Last Friday, I was doing some gardening, whilst listening to the Jeremy Vine show on BBC Radio 2. (Very middle-aged, I know.) The show started with a feature on domestic abuse, and it included a number of interviews with women who had managed to leave abusive relationships - and one harrowing voice recording of a 999 call made by 22-year-old Raneem Oudeh, who called police four times on the day she was murdered by her ex-partner, and thirteen times in the weeks leading up to her murder. I was struck by how the call handler (horribly, tragically, wrongly) urged Oudeh to believe that she was not in immediate danger - and how quickly Oudeh acquiesced.
The women who subsequently phoned into the show all responded to this, defending Oudeh against the unspoken, but all-too-common, criticisms levelled at women in abusive relationships, that ‘it takes two to tango’, that she had given in too easily, that she hadn't sufficiently fought her corner with the call handler. These objections are in the same vein as outsiders who wonder about abused women, ‘why didn't she just leave him?’

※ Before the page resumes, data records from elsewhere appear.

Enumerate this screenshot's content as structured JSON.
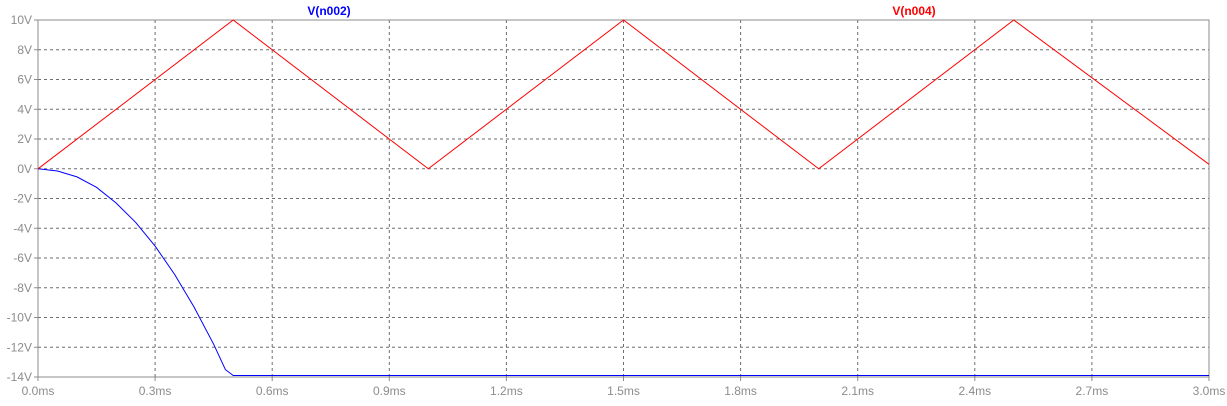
{
  "chart_data": {
    "type": "line",
    "title": "",
    "xlabel": "",
    "ylabel": "",
    "xlim": [
      0,
      3.0
    ],
    "ylim": [
      -14,
      10
    ],
    "grid": true,
    "x_ticks": [
      "0.0ms",
      "0.3ms",
      "0.6ms",
      "0.9ms",
      "1.2ms",
      "1.5ms",
      "1.8ms",
      "2.1ms",
      "2.4ms",
      "2.7ms",
      "3.0ms"
    ],
    "x_tick_values": [
      0,
      0.3,
      0.6,
      0.9,
      1.2,
      1.5,
      1.8,
      2.1,
      2.4,
      2.7,
      3.0
    ],
    "y_ticks": [
      "10V",
      "8V",
      "6V",
      "4V",
      "2V",
      "0V",
      "-2V",
      "-4V",
      "-6V",
      "-8V",
      "-10V",
      "-12V",
      "-14V"
    ],
    "y_tick_values": [
      10,
      8,
      6,
      4,
      2,
      0,
      -2,
      -4,
      -6,
      -8,
      -10,
      -12,
      -14
    ],
    "series": [
      {
        "name": "V(n002)",
        "color": "#0000ff",
        "x": [
          0,
          0.05,
          0.1,
          0.15,
          0.2,
          0.25,
          0.3,
          0.35,
          0.4,
          0.45,
          0.48,
          0.5,
          1.0,
          1.5,
          2.0,
          2.5,
          3.0
        ],
        "values": [
          0,
          -0.15,
          -0.55,
          -1.25,
          -2.3,
          -3.6,
          -5.2,
          -7.1,
          -9.3,
          -11.8,
          -13.5,
          -13.9,
          -13.9,
          -13.9,
          -13.9,
          -13.9,
          -13.9
        ]
      },
      {
        "name": "V(n004)",
        "color": "#ff0000",
        "x": [
          0,
          0.5,
          1.0,
          1.5,
          2.0,
          2.5,
          3.0
        ],
        "values": [
          0,
          10,
          0,
          10,
          0,
          10,
          0.3
        ]
      }
    ]
  }
}
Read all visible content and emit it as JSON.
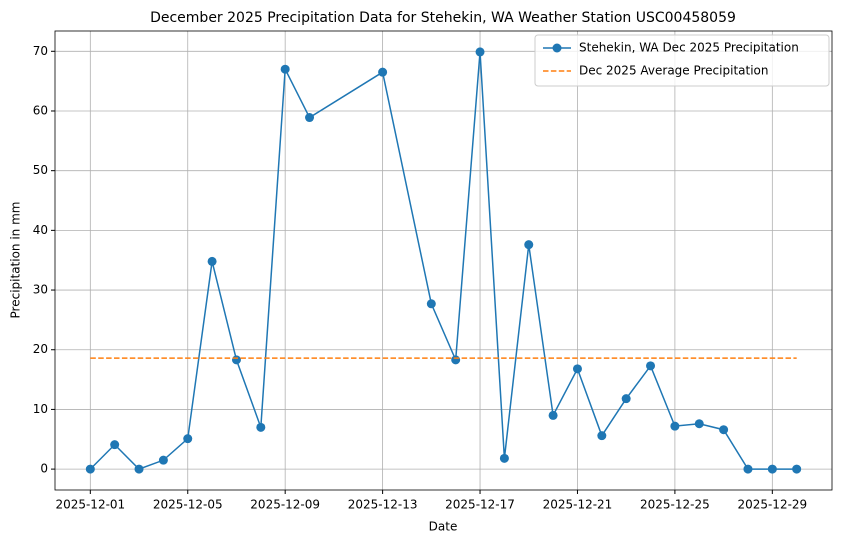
{
  "chart_data": {
    "type": "line",
    "title": "December 2025 Precipitation Data for Stehekin, WA Weather Station USC00458059",
    "x_label": "Date",
    "y_label": "Precipitation in mm",
    "series": [
      {
        "name": "Stehekin, WA Dec 2025 Precipitation",
        "color": "#1f77b4",
        "style": "solid",
        "marker": true,
        "x": [
          "2025-12-01",
          "2025-12-02",
          "2025-12-03",
          "2025-12-04",
          "2025-12-05",
          "2025-12-06",
          "2025-12-07",
          "2025-12-08",
          "2025-12-09",
          "2025-12-10",
          "2025-12-13",
          "2025-12-15",
          "2025-12-16",
          "2025-12-17",
          "2025-12-18",
          "2025-12-19",
          "2025-12-20",
          "2025-12-21",
          "2025-12-22",
          "2025-12-23",
          "2025-12-24",
          "2025-12-25",
          "2025-12-26",
          "2025-12-27",
          "2025-12-28",
          "2025-12-29",
          "2025-12-30"
        ],
        "values": [
          0,
          4.1,
          0,
          1.5,
          5.1,
          34.8,
          18.3,
          7.0,
          67.0,
          58.9,
          66.5,
          27.7,
          18.3,
          69.9,
          1.8,
          37.6,
          9.0,
          16.8,
          5.6,
          11.8,
          17.3,
          7.2,
          7.6,
          6.6,
          0,
          0,
          0
        ]
      },
      {
        "name": "Dec 2025 Average Precipitation",
        "color": "#ff7f0e",
        "style": "dashed",
        "marker": false,
        "x": [
          "2025-12-01",
          "2025-12-30"
        ],
        "values": [
          18.6,
          18.6
        ]
      }
    ],
    "xlim": [
      "2025-11-29T13:12",
      "2025-12-31T10:48"
    ],
    "xticks": [
      "2025-12-01",
      "2025-12-05",
      "2025-12-09",
      "2025-12-13",
      "2025-12-17",
      "2025-12-21",
      "2025-12-25",
      "2025-12-29"
    ],
    "ylim": [
      -3.5,
      73.4
    ],
    "yticks": [
      0,
      10,
      20,
      30,
      40,
      50,
      60,
      70
    ],
    "grid": true,
    "legend": "upper right"
  }
}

The callers described how one of the most pernicious effects of intimate partner abuse is the way that it makes you doubt your own reality, to the extent that it becomes impossible to fight your own corner with much conviction. One woman recounted how she had gently started a conversation with her partner about something distressing that he had done to her, and he denied it had ever occurred. She did not know how to retort to his completely unexpected mode of defence, and, stunned into silence, she wondered if he was right.